A four-stand RCB bottom-hole assembly (BHA) was made up and deployed to a depth of 1193 m below sea level (mbsl). Hole U1553C was spudded at 0010 h on 19 January 2020 and drilled ahead without core recovery to 234.0 mbsf. The center bit was pulled and RCB coring began.

Half advances (~5 m) were used on Cores U1553C-6R, 7R, 9R to 16R, 19R, and 20R in an effort to maximize recovery. Half advances were also used on Cores 29R to 32R in an effort to optimize the capture of the Paleocene/Eocene Thermal Maximum (PETM). Cores 40R to 43R were cored without liners in the core barrel in an effort to improve recovery. An anomalously low C1/C2 hydrocarbon ratio in Core 43R caused Core 44R to be pulled after a 2.7 m advance in order to verify the values. With anomalously low C1/C2 ratios in consecutive cores, the decision was made to terminate coring 567.5 mbsf. The bit was recovered to the surface, clearing the seafloor at 0105 h on 22 January, and ending Hole U1553C.

A total of 43 cores were taken over a 334.6 m interval with 47.4% recovery. Total depth for Hole U1553C was 567.5 mbsf and total time was 82.75 h (3.4 d).

Hole U1553D

A new bit was installed on the RCB BHA and deployed to 1193 mbsl to begin Hole U1553D. Hole U1553D was spudded at 0845 h on 22 January and drilled ahead to 178.3 mbsf. The center bit was pulled and the SET2 temperature probe was lowered to obtain a fourth temperature measurement with the goal of refining the thermal gradient at Site U1553.

After recovering the Sediment Temperature 2 (SET2) probe, the center bit was again deployed and the hole was drilled to 399.4 mbsf. The center bit was again pulled and an RCB core barrel was deployed. Cores U1553D-11R to 17R were cored without using liners to improve recovery.

During coring operations, clearance was provided by the Environmental Protection and Safety Panel (EPSP) to advance Hole U1553D two cores deeper than Hole U1553C. This clearance was conditional and based on waiting for the results of headspace gas analysis prior to taking the next core. Coring was paused after Core U1553D-19R to allow time for headspace gas analysis before proceeding. Coring was terminated at the Co-Chief Scientists’ request after Core 20R at 584.3 mbsf. The bit was recovered, clearing the seafloor at 2355 h on 24 January, and ending Hole U1553D.

A total of 19 cores were taken over a 184.9 m interval with 53.0% recovery.
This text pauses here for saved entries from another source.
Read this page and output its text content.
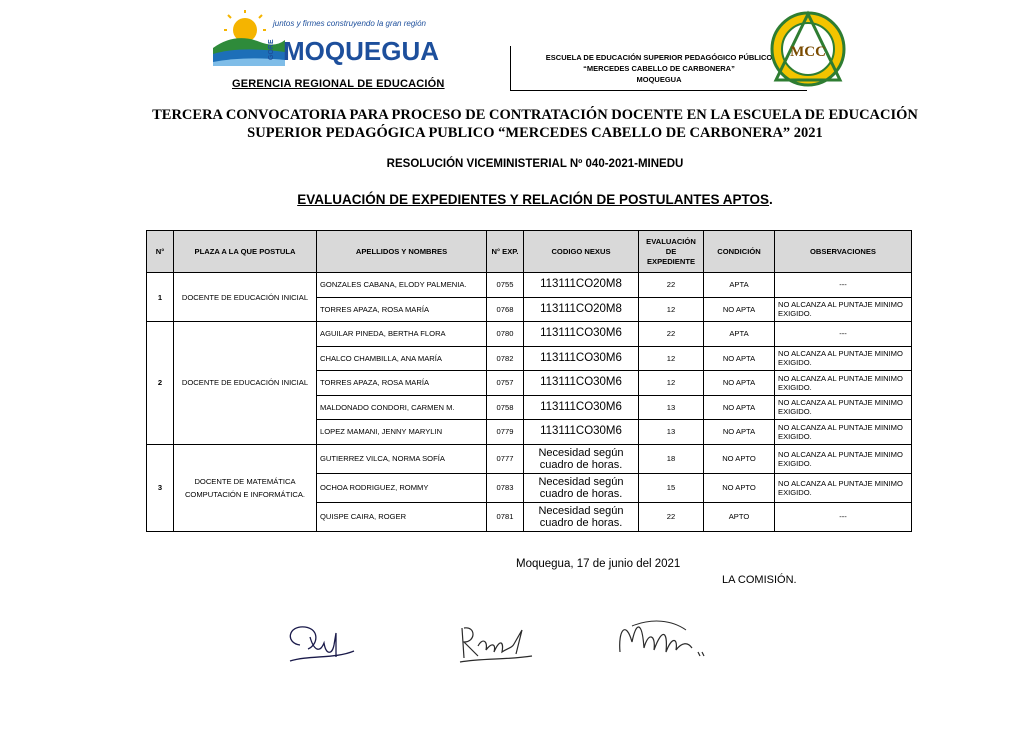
juntos y firmes construyendo la gran región
GORE MOQUEGUA
GERENCIA REGIONAL DE EDUCACIÓN
ESCUELA DE EDUCACIÓN SUPERIOR PEDAGÓGICO PÚBLICO
“MERCEDES CABELLO DE CARBONERA”
MOQUEGUA
MCC
TERCERA CONVOCATORIA PARA PROCESO DE CONTRATACIÓN DOCENTE EN LA ESCUELA DE EDUCACIÓN
SUPERIOR PEDAGÓGICA PUBLICO “MERCEDES CABELLO DE CARBONERA” 2021
RESOLUCIÓN VICEMINISTERIAL Nº 040-2021-MINEDU
EVALUACIÓN DE EXPEDIENTES Y RELACIÓN DE POSTULANTES APTOS.
N°	PLAZA A LA QUE POSTULA	APELLIDOS Y NOMBRES	N° EXP.	CODIGO NEXUS	EVALUACIÓN DE EXPEDIENTE	CONDICIÓN	OBSERVACIONES
1	DOCENTE DE EDUCACIÓN INICIAL	GONZALES CABANA, ELODY PALMENIA.	0755	113111CO20M8	22	APTA	---
		TORRES APAZA, ROSA MARÍA	0768	113111CO20M8	12	NO APTA	NO ALCANZA AL PUNTAJE MINIMO EXIGIDO.
2	DOCENTE DE EDUCACIÓN INICIAL	AGUILAR PINEDA, BERTHA FLORA	0780	113111CO30M6	22	APTA	---
		CHALCO CHAMBILLA, ANA MARÍA	0782	113111CO30M6	12	NO APTA	NO ALCANZA AL PUNTAJE MINIMO EXIGIDO.
		TORRES APAZA, ROSA MARÍA	0757	113111CO30M6	12	NO APTA	NO ALCANZA AL PUNTAJE MINIMO EXIGIDO.
		MALDONADO CONDORI, CARMEN M.	0758	113111CO30M6	13	NO APTA	NO ALCANZA AL PUNTAJE MINIMO EXIGIDO.
		LOPEZ MAMANI, JENNY MARYLIN	0779	113111CO30M6	13	NO APTA	NO ALCANZA AL PUNTAJE MINIMO EXIGIDO.
3	DOCENTE DE MATEMÁTICA COMPUTACIÓN E INFORMÁTICA.	GUTIERREZ VILCA, NORMA SOFÍA	0777	Necesidad según cuadro de horas.	18	NO APTO	NO ALCANZA AL PUNTAJE MINIMO EXIGIDO.
		OCHOA RODRIGUEZ, ROMMY	0783	Necesidad según cuadro de horas.	15	NO APTO	NO ALCANZA AL PUNTAJE MINIMO EXIGIDO.
		QUISPE CAIRA, ROGER	0781	Necesidad según cuadro de horas.	22	APTO	---
Moquegua, 17 de junio del 2021
LA COMISIÓN.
Total depth for Hole U1553D was 584.3 mbsf and total time was 72.00 h (3.0 d).

Hole U1553E

An APC/XCB BHA was made up and deployed to 1187 mbsl and Hole U1553E was spudded at 0845 h on 25 January. Based on recovery from Core U1553E-1H, the seafloor was calculated at 1221.3 mbsl.

Coring continued with the full-length APC system through Core U1553E-14H at 119.4 mbsf. One XCB core was taken from 119.4 to 129.1 mbsf in order to capture a hard interval encountered in all previous holes at the site. The APC system was then deployed for Core 16H to a depth of 138.6 mbsf. The XCB was deployed from 138.6 to 188.8 mbsf, with Core 22X recovered at midnight on 25 January. Half advances were used on Cores 21X and 22X (177.8 to 188.8 mbsf) to improve recovery.

Science Results

Site U1553

Science activities during the week included the continued processing and measurement of Site U1553 core sections and shipboard samples, analysis of Hole U1553A and U1553B core data, and working on the Site U1553 reports for the expedition Proceedings volume. Each laboratory group presented initial results from Holes U1553A and U1553B.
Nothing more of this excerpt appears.